Director Olivia Wilde’s psychological thriller Don’t Worry Darling was the subject of extensive promotion in the run-up to its release but ultimately earned mixed reviews and became mired in controversy. Regardless, the picture has raked in $78.2 million throughout the world. Don’t Worry Darling has been playing in 66 abroad nations totalling 3,865 screens, yet it only made $3 million this past weekend. The film’s holdover markets saw a 45 per cent drop in revenue. Don’t Worry Darling’s international gross is now $35.8 million, thanks to an increase of $3 million.
It fared better in the film’s core American market, which had a good opening weekend in late September and brought in $19.3 million. Don’t Worry Darling has already made $78.2 million worldwide after raking in $42.4 million in the United States. As a result of losing its number-one slot to the horror surprise smash Smile in its second week, the film’s overall gross dropped by 62%. With this big reduction and the subsequent 45% loss in the international market, it suggests that people continue to avoid the picture. Don’t Worry Darling, at its core, appears to be a simple way to achieve success.

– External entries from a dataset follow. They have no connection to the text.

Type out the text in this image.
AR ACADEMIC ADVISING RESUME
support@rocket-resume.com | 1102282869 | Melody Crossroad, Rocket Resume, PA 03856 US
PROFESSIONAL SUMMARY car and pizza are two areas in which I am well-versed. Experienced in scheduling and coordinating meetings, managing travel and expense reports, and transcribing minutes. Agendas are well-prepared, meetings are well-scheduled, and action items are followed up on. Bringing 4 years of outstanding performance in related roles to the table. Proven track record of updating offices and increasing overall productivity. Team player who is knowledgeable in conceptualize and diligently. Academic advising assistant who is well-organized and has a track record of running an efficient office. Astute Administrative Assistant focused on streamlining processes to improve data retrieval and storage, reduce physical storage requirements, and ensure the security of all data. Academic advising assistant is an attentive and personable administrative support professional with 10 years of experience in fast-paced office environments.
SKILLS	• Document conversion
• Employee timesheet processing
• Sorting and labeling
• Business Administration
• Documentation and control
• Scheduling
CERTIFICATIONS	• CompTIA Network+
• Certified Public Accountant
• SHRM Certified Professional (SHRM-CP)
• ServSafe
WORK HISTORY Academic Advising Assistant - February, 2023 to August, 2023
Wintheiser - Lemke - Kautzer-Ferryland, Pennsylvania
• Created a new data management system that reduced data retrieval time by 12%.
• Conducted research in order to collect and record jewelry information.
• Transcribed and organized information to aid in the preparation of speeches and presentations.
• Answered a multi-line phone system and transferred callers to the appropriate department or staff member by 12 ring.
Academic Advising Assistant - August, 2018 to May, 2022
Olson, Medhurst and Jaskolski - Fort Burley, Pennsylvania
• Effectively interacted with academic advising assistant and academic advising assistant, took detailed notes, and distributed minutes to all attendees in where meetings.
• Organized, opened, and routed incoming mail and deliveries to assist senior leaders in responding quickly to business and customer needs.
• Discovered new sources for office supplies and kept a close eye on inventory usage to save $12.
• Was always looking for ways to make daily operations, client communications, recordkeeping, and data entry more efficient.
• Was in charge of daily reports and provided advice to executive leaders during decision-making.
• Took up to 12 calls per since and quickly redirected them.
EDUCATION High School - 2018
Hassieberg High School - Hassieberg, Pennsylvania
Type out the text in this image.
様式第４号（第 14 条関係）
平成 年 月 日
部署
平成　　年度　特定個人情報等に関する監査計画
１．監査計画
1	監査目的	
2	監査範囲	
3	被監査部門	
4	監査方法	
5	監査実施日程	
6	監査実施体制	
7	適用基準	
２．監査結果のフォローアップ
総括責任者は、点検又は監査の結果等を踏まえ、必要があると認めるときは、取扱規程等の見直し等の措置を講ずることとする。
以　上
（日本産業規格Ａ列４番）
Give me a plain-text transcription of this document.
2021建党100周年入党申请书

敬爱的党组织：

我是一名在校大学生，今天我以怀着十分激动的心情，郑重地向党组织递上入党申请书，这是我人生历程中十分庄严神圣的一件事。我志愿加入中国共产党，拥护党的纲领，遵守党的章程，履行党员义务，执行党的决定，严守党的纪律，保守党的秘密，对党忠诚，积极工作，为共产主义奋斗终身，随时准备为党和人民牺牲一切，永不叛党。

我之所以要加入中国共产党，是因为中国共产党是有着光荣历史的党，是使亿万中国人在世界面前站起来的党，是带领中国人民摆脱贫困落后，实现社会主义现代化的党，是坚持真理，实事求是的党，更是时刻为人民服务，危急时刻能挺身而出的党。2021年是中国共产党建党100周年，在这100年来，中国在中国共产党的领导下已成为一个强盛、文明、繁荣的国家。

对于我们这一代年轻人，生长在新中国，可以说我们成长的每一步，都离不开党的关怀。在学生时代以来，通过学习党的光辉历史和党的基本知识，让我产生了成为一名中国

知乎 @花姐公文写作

The film, which also features Gemma Chan, Chris Pine, and Olivia Wilde, follows the lives of a young couple, Jack and Alice (Styles and Pugh), who live in the seemingly idyllic community of Victory, an “experimental company town.” However, as the film progresses, Alice realises that not everything in her nuclear home is as it seems, and she “can’t help questioning exactly what they’re doing in Victory, and why.” A B- from critics who said the film was “a surface-level matinĂ©e thriller with a few follow-up has” that “doesn’t hurt as it should in the end” suggests that moviegoers aren’t responding positively to it.
There’s no need to worry, darling; Don’t Worry Darling has just hit cinemas.